Mord an 17-jährigen Schüler – Beugt sich Duterte dem Druck der Strasse?

Manila, Philippinen – Präsident Rodrigo Duterte muss sich diesmal wahrscheinlich dem Druck der Strasse beugen. Der Tod des 17-jährigen Schülers, Kian Loyd Delos Santos, der am letzten Mittwoch von 4 Polizisten getötet wurde, hat eine Welle der Empörung hervorgerufen.

Hunderte von Menschen gingen heute, 21. August 2017, trotz strömenden Regens auf die Strasse und protestierten gegen außergerichtliche Tötungen in Dutertes blutigen Anti-Drogen-Krieg.

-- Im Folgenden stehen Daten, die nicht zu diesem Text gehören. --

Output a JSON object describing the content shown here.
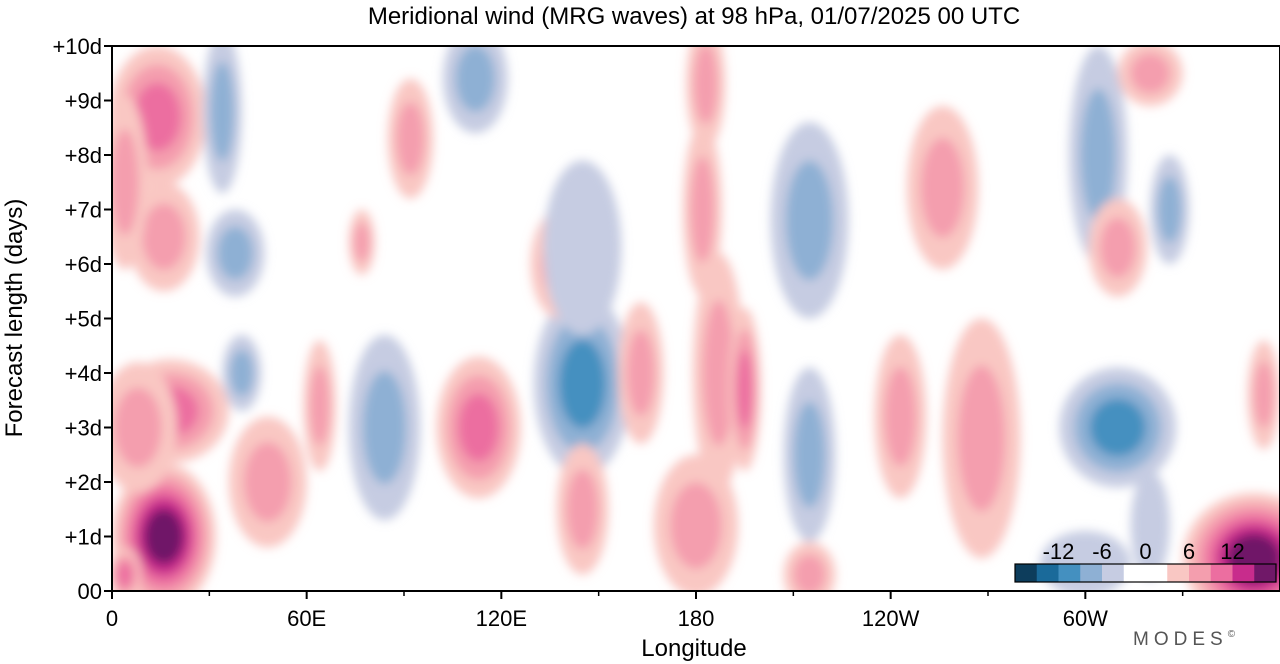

Selbst aus Dutertes eigenem Lager kamen kritische Töne, Senator Francis Escudero sagte heute, kriminelle Polizisten sollten sich nicht zu sicher fühlen, Dutertes Amtszeit endet 2022, auch dann können sie noch zur Rechenschaft gezogen werden. (wir berichteten) Das war das erst Mal das sich ein Anhänger des Präsidenten offen gegen ihn stellte.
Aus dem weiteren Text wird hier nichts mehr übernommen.